MSL2 is thought to ensure biallelic gene expression in mammals, and reported variants lead to a specific blood DNA methylation signature, but the exact molecular mechanism underlying the disorder is not yet fully understood [1, 2]. Further studies are warranted to better understand MSL2 function and dysfunction in chromatin remodeling, gene expression, and downstream developmental processes.
Two reports published in 2024 described a total of 28 patients aged between 4 months and 37 years, all showing mild to severe developmental delay, the vast majority with motor delay (88%), speech delay (78%), or hypotonia (75%) [1, 3]. More than a third of patients developed epilepsy, and around half (9/20) had non‐specific abnormalities on postnatal brain MRI, including enlarged ventricles, delayed myelination, white matter loss, or other abnormalities. Behavioral disorders, such as autism spectrum disorder, sleep disorders, dysmorphic features, and visual problems were observed in some patients.

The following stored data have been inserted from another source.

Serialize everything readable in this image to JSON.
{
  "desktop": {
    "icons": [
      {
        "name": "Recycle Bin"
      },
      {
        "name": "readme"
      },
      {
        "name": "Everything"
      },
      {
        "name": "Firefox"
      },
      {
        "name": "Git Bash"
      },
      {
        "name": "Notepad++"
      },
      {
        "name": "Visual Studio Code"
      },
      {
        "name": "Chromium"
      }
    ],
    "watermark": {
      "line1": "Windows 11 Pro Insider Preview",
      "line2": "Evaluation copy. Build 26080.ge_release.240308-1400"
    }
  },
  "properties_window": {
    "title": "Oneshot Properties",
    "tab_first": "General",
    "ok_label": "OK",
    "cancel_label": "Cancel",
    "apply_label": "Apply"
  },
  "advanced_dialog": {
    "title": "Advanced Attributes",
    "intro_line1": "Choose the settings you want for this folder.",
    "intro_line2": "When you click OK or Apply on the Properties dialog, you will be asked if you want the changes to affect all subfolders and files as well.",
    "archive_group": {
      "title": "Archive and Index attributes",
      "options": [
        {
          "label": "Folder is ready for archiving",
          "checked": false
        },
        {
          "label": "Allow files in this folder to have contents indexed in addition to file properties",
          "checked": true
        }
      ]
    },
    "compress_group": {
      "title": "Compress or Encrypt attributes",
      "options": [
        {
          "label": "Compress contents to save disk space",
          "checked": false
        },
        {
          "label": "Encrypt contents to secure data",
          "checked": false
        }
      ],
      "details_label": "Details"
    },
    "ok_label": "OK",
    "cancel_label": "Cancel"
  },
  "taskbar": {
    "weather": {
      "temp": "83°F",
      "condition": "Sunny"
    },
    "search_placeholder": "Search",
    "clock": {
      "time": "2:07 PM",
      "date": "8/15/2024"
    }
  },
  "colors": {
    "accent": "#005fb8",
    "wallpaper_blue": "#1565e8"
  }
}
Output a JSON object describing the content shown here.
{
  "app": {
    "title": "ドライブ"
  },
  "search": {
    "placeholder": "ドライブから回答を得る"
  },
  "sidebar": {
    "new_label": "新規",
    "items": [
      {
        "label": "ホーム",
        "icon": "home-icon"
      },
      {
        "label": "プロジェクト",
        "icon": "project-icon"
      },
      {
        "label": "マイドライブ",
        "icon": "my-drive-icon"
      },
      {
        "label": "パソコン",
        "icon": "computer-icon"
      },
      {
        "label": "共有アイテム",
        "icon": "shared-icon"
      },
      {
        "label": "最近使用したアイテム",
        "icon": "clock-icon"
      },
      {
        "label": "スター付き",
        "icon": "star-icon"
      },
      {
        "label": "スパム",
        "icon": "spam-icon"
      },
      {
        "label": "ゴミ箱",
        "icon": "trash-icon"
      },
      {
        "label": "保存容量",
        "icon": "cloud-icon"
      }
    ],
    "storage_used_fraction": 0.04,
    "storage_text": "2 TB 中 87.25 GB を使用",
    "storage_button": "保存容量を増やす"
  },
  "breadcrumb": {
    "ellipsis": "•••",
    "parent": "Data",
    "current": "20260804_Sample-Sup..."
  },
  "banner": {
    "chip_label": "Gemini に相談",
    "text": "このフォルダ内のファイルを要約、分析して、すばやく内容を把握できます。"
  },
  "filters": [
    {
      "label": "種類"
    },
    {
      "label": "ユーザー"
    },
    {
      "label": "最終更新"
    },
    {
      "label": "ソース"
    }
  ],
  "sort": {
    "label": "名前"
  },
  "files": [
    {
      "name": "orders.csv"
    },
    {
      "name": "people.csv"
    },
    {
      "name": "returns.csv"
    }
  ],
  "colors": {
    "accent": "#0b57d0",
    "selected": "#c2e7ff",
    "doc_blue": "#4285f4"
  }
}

All variants in both publications were reported to be de novo, except for three for which parental segregation was not performed and one which was inherited from the mother, who herself had intellectual deficiency. Most variants were nonsense or frameshift, with only two missense variants reported, arguing for haploinsufficiency and loss‐of‐function intolerance as the underlying pathogenic mechanism for the MSL2‐related disorder (pLI and LOEUF scores at 1 and 0.17, respectively in gnomAD v.4.0.0).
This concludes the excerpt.